Semantic Multiplexing
Mohammad Abdi, Francesca Meneghello, Francesco Restuccia
TL;DR
Semantic Multiplexing proposes a paradigm shift from bit- to task-level multiplexing by semantically merging multiple task representations into a single transmission, enabling more concurrent tasks than physical channels without additional antennas or bandwidth. It formalizes an end-to-end probabilistic framework that jointly learns semantic bindings, joint processing, and a stochastic precoder, while incorporating a wireless channel model and a variational information bottleneck loss to optimize task accuracy and efficiency. The approach is demonstrated on a real mmWave testbed with a Jetson Orin Nano, showing substantial reductions in end-to-end latency and energy while maintaining task performance for image classification and sentiment analysis. This work opens new avenues for semantic networking where the number of multiplexed tasks scales with semantic degrees of freedom rather than solely with hardware resources.
Abstract
Mobile devices increasingly require the parallel execution of several computing tasks offloaded at the wireless edge. Existing communication systems only support parallel transmissions at the bit level, which fundamentally limits the number of tasks that can be concurrently processed. To address this bottleneck, this paper introduces the new concept of Semantic Multiplexing. Our approach shifts stream multiplexing from bits to tasks by merging multiple task-related compressed representations into a single semantic representation. As such, Semantic Multiplexing can multiplex more tasks than the number of physical channels without adding antennas or widening bandwidth by extending the effective degrees of freedom at the semantic layer, without contradicting Shannon capacity rules. We have prototyped Semantic Multiplexing on an experimental testbed with Jetson Orin Nano and millimeter-wave software-defined radios and tested its performance on image classification and sentiment analysis while comparing to several existing baselines in semantic communications.
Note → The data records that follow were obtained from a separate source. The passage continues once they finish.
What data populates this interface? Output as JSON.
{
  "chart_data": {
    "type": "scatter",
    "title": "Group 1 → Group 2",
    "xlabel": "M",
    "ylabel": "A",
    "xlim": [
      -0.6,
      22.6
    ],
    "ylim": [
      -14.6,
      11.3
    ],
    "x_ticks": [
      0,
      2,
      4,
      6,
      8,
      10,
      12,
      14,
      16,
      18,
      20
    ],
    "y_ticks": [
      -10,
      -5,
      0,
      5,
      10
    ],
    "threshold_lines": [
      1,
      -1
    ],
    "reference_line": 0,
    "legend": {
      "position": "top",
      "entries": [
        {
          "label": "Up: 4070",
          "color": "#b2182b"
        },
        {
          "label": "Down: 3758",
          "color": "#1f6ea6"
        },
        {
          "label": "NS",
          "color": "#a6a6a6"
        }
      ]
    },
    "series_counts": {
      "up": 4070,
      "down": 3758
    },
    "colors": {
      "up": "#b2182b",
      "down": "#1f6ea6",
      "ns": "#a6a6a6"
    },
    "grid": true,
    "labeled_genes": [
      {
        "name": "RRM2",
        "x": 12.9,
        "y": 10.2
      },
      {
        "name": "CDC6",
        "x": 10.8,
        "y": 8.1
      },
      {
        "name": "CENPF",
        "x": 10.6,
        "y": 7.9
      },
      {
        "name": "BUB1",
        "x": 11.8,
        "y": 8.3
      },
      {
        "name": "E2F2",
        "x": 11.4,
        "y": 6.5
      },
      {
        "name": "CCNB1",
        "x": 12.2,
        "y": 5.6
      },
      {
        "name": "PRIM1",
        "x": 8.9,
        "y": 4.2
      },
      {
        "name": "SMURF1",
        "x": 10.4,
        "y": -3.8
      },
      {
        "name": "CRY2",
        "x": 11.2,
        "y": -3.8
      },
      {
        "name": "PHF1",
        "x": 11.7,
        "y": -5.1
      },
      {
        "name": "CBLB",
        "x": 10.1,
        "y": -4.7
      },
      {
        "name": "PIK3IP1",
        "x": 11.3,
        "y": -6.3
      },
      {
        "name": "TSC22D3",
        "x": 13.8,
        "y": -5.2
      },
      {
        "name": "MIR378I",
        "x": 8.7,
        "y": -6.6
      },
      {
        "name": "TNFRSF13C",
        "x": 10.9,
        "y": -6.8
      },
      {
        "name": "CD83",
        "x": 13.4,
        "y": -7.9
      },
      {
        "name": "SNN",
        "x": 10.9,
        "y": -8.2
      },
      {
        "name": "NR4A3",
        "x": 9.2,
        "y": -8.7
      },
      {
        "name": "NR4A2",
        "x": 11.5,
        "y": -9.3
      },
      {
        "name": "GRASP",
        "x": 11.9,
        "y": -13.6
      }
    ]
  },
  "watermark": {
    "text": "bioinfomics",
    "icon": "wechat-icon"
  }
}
Our experiments demonstrate that Semantic Multiplexing allows jointly processing multiple tasks at the semantic level while maintaining sufficient task accuracy. For example, image classification accuracy drops by less than 4% when increasing from 2 to 8 the number of tasks multiplexed over a 4$\times$4 channel. Semantic Multiplexing reduces latency, energy consumption, and communication load respectively by up to 8$\times$, 25$\times$, and 54$\times$ compared to the baselines while keeping comparable performance. We pledge to publicly share the complete software codebase and the collected datasets for reproducibility.